Bajo vigilancia policial en la sala de gineco-obstetricia del hospital Victoria Mota de Jinotega, permanece Angie del Carmen Castro, de 19 años, donde hace dos días esta joven dejó abandonado el cuerpo sin vida de su bebé recién abortado, en un inodoro de ese centro asistencial.

“Ella está estable, ya los doctores le practicaron un legrado para evitarle daños posteriores a su salud”, aseguró una fuente médica consultada vía telefónica consultada por El Nuevo Diario.

Angie Castro, la tarde del pasado viernes dejó abandonado el cuerpo de su bebé dentro del tanque de un inodoro, y el cadáver del recién nacido fue encontrado al día siguiente por otras pacientes del hospital.

El bebé, a quien la joven dio a luz en un baño de ese hospital jinotegano tenía ocho meses de gestación, refirieron los médicos a las autoridades policiales encargadas de la investigación.
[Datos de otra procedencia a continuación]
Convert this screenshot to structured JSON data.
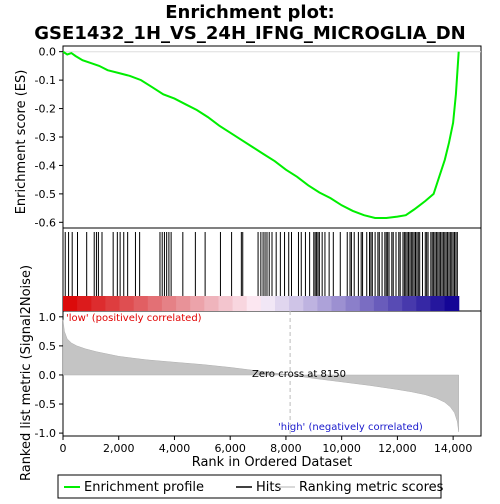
{
  "chart_data": {
    "type": "line",
    "title_line1": "Enrichment plot:",
    "title_line2": "GSE1432_1H_VS_24H_IFNG_MICROGLIA_DN",
    "xlabel": "Rank in Ordered Dataset",
    "xlim": [
      0,
      15000
    ],
    "xticks": [
      0,
      2000,
      4000,
      6000,
      8000,
      10000,
      12000,
      14000
    ],
    "xtick_labels": [
      "0",
      "2,000",
      "4,000",
      "6,000",
      "8,000",
      "10,000",
      "12,000",
      "14,000"
    ],
    "n_genes": 14200,
    "es_panel": {
      "ylabel": "Enrichment score (ES)",
      "ylim": [
        -0.62,
        0.02
      ],
      "yticks": [
        0.0,
        -0.1,
        -0.2,
        -0.3,
        -0.4,
        -0.5,
        -0.6
      ],
      "ytick_labels": [
        "0.0",
        "-0.1",
        "-0.2",
        "-0.3",
        "-0.4",
        "-0.5",
        "-0.6"
      ],
      "series_name": "Enrichment profile",
      "color": "#00ee00",
      "x": [
        0,
        150,
        300,
        450,
        700,
        1000,
        1300,
        1600,
        2000,
        2400,
        2800,
        3200,
        3600,
        4000,
        4400,
        4800,
        5200,
        5600,
        6000,
        6400,
        6800,
        7200,
        7600,
        8000,
        8400,
        8800,
        9200,
        9600,
        10000,
        10400,
        10800,
        11200,
        11600,
        12000,
        12300,
        12600,
        12800,
        13000,
        13300,
        13500,
        13700,
        13850,
        14000,
        14100,
        14200
      ],
      "y": [
        0.0,
        -0.01,
        -0.005,
        -0.015,
        -0.03,
        -0.04,
        -0.05,
        -0.065,
        -0.075,
        -0.085,
        -0.1,
        -0.125,
        -0.15,
        -0.165,
        -0.185,
        -0.205,
        -0.23,
        -0.26,
        -0.285,
        -0.31,
        -0.335,
        -0.36,
        -0.385,
        -0.415,
        -0.44,
        -0.47,
        -0.495,
        -0.515,
        -0.54,
        -0.56,
        -0.575,
        -0.585,
        -0.585,
        -0.58,
        -0.575,
        -0.555,
        -0.54,
        -0.525,
        -0.5,
        -0.44,
        -0.38,
        -0.32,
        -0.25,
        -0.15,
        0.0
      ]
    },
    "hits": [
      80,
      200,
      330,
      520,
      850,
      1120,
      1200,
      1270,
      1400,
      1800,
      1950,
      2050,
      2180,
      2320,
      2600,
      2750,
      3480,
      3560,
      3640,
      3720,
      3800,
      3880,
      4300,
      4750,
      5100,
      5650,
      6050,
      6400,
      6450,
      7000,
      7100,
      7180,
      7250,
      7320,
      7400,
      7500,
      7650,
      7800,
      7950,
      8100,
      8200,
      8450,
      8550,
      8700,
      8850,
      9000,
      9050,
      9100,
      9150,
      9200,
      9300,
      9400,
      9550,
      9700,
      9950,
      10200,
      10300,
      10350,
      10450,
      10600,
      10700,
      10750,
      10900,
      11000,
      11050,
      11100,
      11200,
      11300,
      11350,
      11450,
      11550,
      11600,
      11650,
      11700,
      11800,
      11850,
      11950,
      12050,
      12100,
      12200,
      12250,
      12300,
      12350,
      12400,
      12450,
      12500,
      12550,
      12600,
      12650,
      12700,
      12750,
      12800,
      12900,
      13000,
      13050,
      13100,
      13200,
      13250,
      13300,
      13350,
      13400,
      13450,
      13500,
      13550,
      13600,
      13650,
      13700,
      13750,
      13800,
      13850,
      13900,
      13950,
      14000,
      14050,
      14100,
      14150
    ],
    "metric_panel": {
      "ylabel": "Ranked list metric (Signal2Noise)",
      "ylim": [
        -1.05,
        1.1
      ],
      "yticks": [
        1.0,
        0.5,
        0.0,
        -0.5,
        -1.0
      ],
      "ytick_labels": [
        "1.0",
        "0.5",
        "0.0",
        "-0.5",
        "-1.0"
      ],
      "series_name": "Ranking metric scores",
      "x": [
        0,
        50,
        150,
        300,
        500,
        800,
        1200,
        1600,
        2000,
        2500,
        3000,
        3500,
        4000,
        5000,
        6000,
        7000,
        8150,
        9000,
        10000,
        11000,
        12000,
        12500,
        13000,
        13400,
        13700,
        13900,
        14050,
        14150,
        14200
      ],
      "y": [
        0.95,
        0.75,
        0.62,
        0.55,
        0.5,
        0.45,
        0.4,
        0.36,
        0.32,
        0.29,
        0.26,
        0.24,
        0.22,
        0.18,
        0.13,
        0.07,
        0.0,
        -0.06,
        -0.12,
        -0.18,
        -0.25,
        -0.29,
        -0.34,
        -0.4,
        -0.47,
        -0.55,
        -0.65,
        -0.8,
        -0.98
      ],
      "zero_cross_label": "Zero cross at 8150",
      "zero_cross": 8150,
      "low_label": "'low' (positively correlated)",
      "high_label": "'high' (negatively correlated)"
    },
    "legend": {
      "placement": "bottom",
      "items": [
        "Enrichment profile",
        "Hits",
        "Ranking metric scores"
      ]
    }
  }
}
Hasta el momento las autoridades policiales no han revelado las circunstancias en las que lograron la detención de la mujer, después del hallazgo del bebé muerto.
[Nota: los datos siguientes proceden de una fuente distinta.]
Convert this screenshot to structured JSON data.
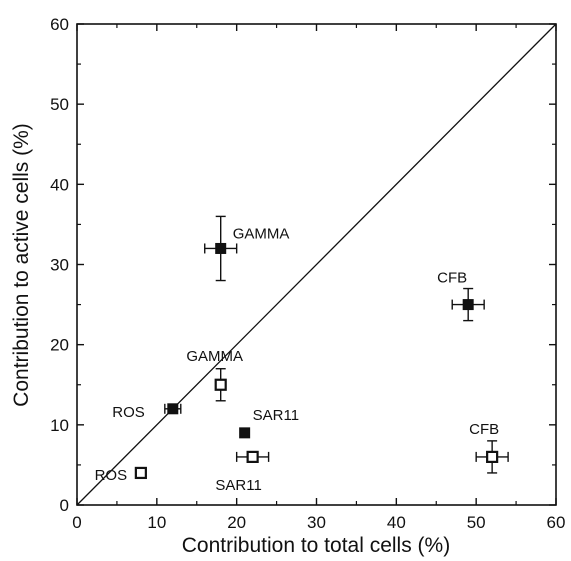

Al momento de su detención en casa de un familiar, Angie Castro reiteró a la Policía que se deshizo del bebé porque su pareja se lo había pedido cuando ella tenía dos meses de embarazo, además por temor a represalias de por parte de su abuelita materna.

Ahora corresponderá al Ministerio Público la decisión de acusar a Angie Castro por aborto, cuya pena es de uno a dos años de prisión o si le imputa el ilícito de parricidio donde la privación de libertad oscila entre los 25 y 30 años de prisión, explicó una fuente vinculada a las investigaciones.

La fotografía del bebé ya fallecido dentro del tanque del sanitario del hospital que se hizo viral en las redes sociales, causó revuelo y una ola de repudio hacia Angie Castro entre los usuarios de estas aplicaciones de comunicación.